4.2.2 Business Participants

Insurance carriers provide economic protection only. Such protection is at a high cost. Deductibles are increasing and the employer’s ability to handle the cost burden of medical insurance coverage is diminishing. Compromises must be made in the extent of coverage, the size of the deductible, the medical services included, or often the employee is required to cover an ever-increasing percentage of the cost of his own plan as a payroll deduction. These are all unattractive options both for the employer and the individual client. The spiraling cost of health care is the culprit.

HMOs have gained substantial and significant market share over the past two decades. Their cumulative share of covered insured employees now exceeds the national commercial insurance carriers by a wide margin. However, these plans have been ruled primarily by cost containment strictures. Freedom of choice is severely limited – there is a perception that the quality of care is at an all-time low. Liability issues are beginning to surface based on compromised or neglected care due to cost parameters. Many service costs are not adequately covered under these plans and the provider base of physicians are extremely dissatisfied with compensation allowances. Many physicians complain that the freedom of decision is diminishing constantly from time and cost constraints that are imposed upon them. The ultimate client, the individual patient, is equally dissatisfied. Thus, the employer becomes dissatisfied as well.

The market niche for the quality TPA is ripe for picking. However, services must be of high quality. Many small TPAs are promising high levels of service but often don’t deliver as promised because of the expense of building the internal resources required to compete effectively. Southeast Health Plans, by virtue of its alliance with Blair Mill Administrators, already has the necessary resources in place.

4.2.3 Distributing a Service

HMOs and Managed Care Companies are experienced and effective direct marketers. They employ media marketing and company sales forces to good effect. The primary problem they face is increasing dissatisfaction with their product. They will not be able to provide the multi-regional, customizable services that an increasing number of employers will demand. In addition, self-insurance is contrary to the buy-and-resell philosophy of these providers.
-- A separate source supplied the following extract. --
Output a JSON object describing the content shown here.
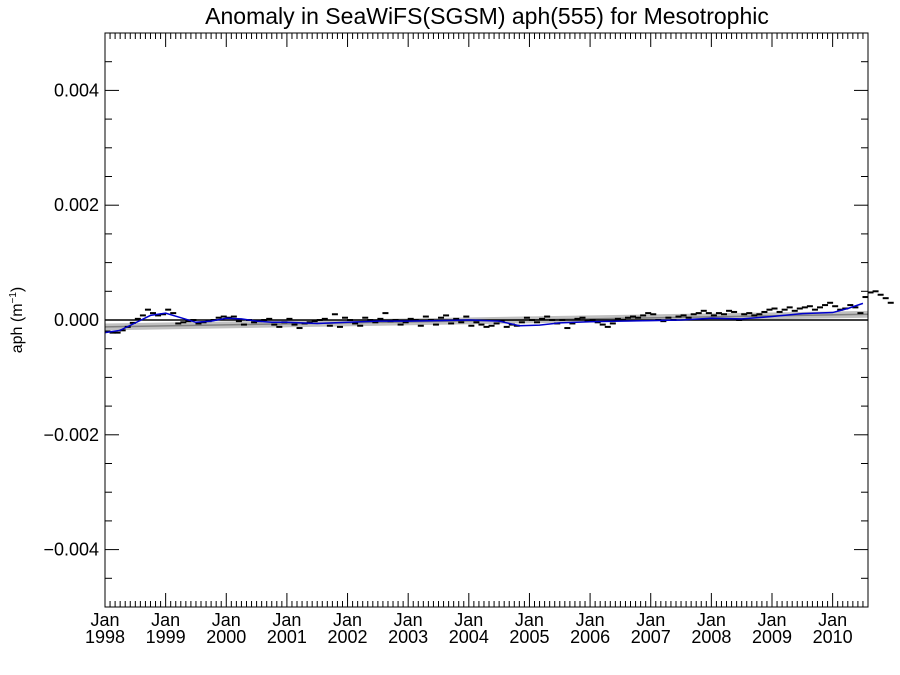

Many national insurance companies market through company sales forces and independent brokers and agents. Herein lies a potential barrier to entry into the small company market for an emerging TPA. Often the company has a pre-existing relationship with an insurance agent that may encompass a broader range of insurance services than health care. The company is, in fact, buying a “package” of varied insurance coverages that are necessary to business operation and also happen to include health care coverage. The task here is one of general education about the potential of self-insurance programs. If the insurance agent doesn’t provide this alternative he stands to eventually lose the health insurance coverage. But his current “franchise” with his client can be a barrier.

It is the intention of Southeast Health Plans both to market directly and to work through independent agents to reach their existing clients. A competitive agent compensation program is in place to accomplish this objective. It is the intention of the company to both work with independent agents who recognize the mutual value of co-operation or to sell in head-to-head competition with those who don’t.

Ultimately, product, service, and price will prevail. All sales forecasts of the company recognize the time line of market penetration, and have realistic, if not conservative, market share goals.